The Mode control is interesting too. It switches between stereophonic and monophonic operation depending upon the source. REV will reverse the left and right channels. STEREO is normal stereo. L+R combines the left and right channels. L sends the left channel signal to the left and right channels and R does the same for the right channel.
The HK 930 really looks nice in the optional wood case. You don’t see too many with the wood case. Another cool aspect of the Harman Kardon 930 is that the dial scale is lit when AM or FM is selected but goes dark when any other source is selected so it is less of a distraction.
- Tuning range: FM, MW
- Power output: 45 watts per channel into 8Ω (stereo)
- Frequency response: below 4Hz to above 70kHz +/- .5 dB
- Total harmonic distortion less than 0.5%
- Damping Factor: 30 or better to below 20Hz
- Input sensitivity: 1.5V
- 2 Phono inputs
- 2 Tape inputs
- 2 Aux inputs
- Dimensions: 432 x 121 x 350mm / 17 x 13 3/4 x 4 3/4 inches
- Weight: 13.2kg / 29 lbs
- Year: 1972
Under the 930 logo on the front panel you’ll see the words Twin Powered. This means that the 930 has dual power supplies. One for each channel. Notice the two large transformers in the above picture. It’s essentially like having a mono amp for each channel. The two transformers also make the HK twin powered receivers heavier than they look. I believe the HK 930 was the first solid state receiver to utilize dual mono amps in its design. Notice the four large 6800 mfd filter caps as well.
The dual power supply amp design is claimed to add more imaging and dynamics to the sound. Some original reviews stated that at low power output the difference is not that noticeable but that at higher power levels the dual amp design really begins to shine, especially with more dynamic source material.
In the 930, Harman Kardon utilized their famous ultra wide band frequency response circuitry and a 4-gang tuner. It uses a FET for the first of its two r.f. amplifiers. Overall, the FM tuner is pretty good but is not the 930’s strong point.
The power amp and pre-amp sections are separate so you can use an EQ if you want. Jumpers on the back of the unit connect the power and pre amps. In total, the HK 930 has 53 NPN transistors, 3 IC’s, 1 FET, 22 diodes and 8 power rectifier elements. There is a hole on the bottom panel for adjusting FM muting as well.

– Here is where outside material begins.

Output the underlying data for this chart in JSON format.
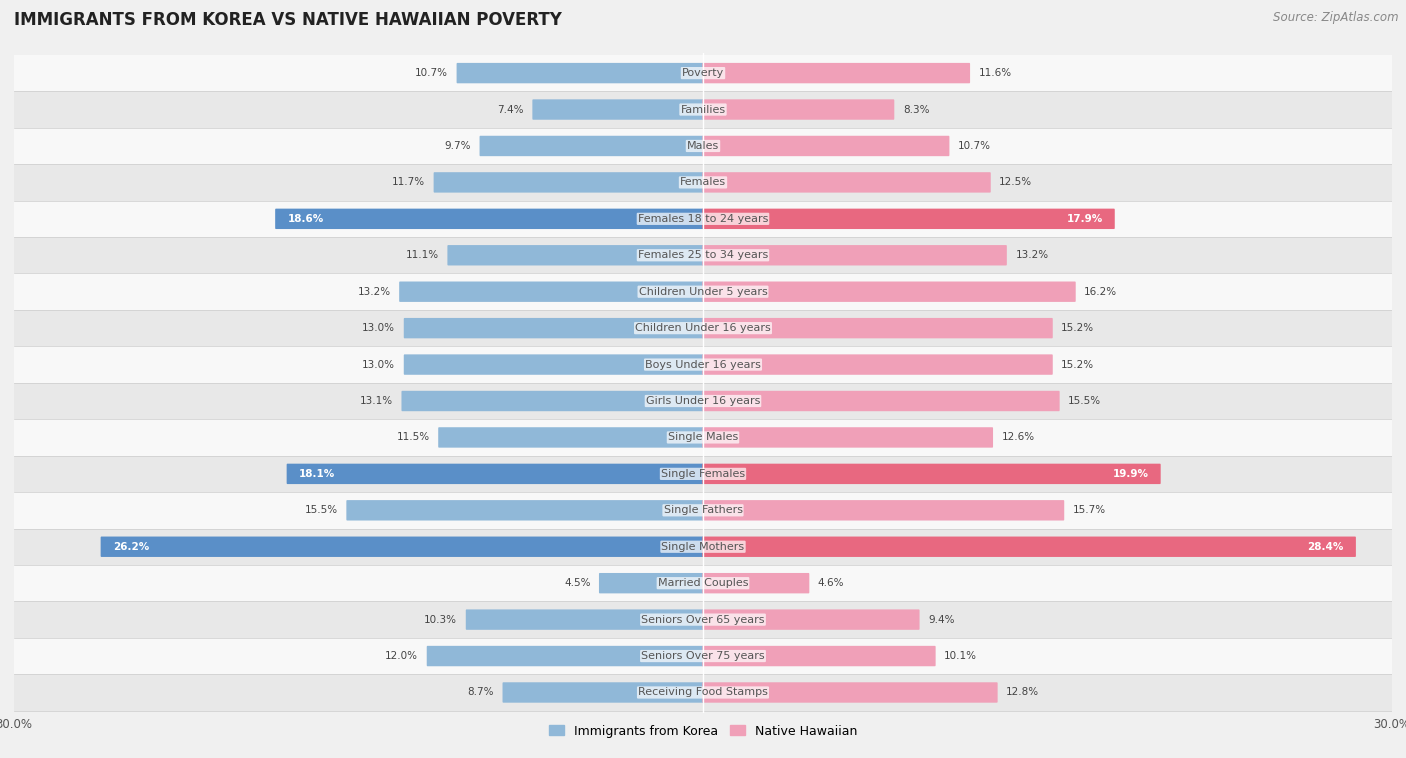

The Harman Kardon 930 receiver is a great receiver. Its unique dual power supply design gives it a place in audio engineering history as well as a great sound. While you can find the later model 730 fairly easily, the 930 is harder to find. The performance ratings are all very conservative and, if you like the HK x30 series look, then you should try the model 930 out if you get the chance.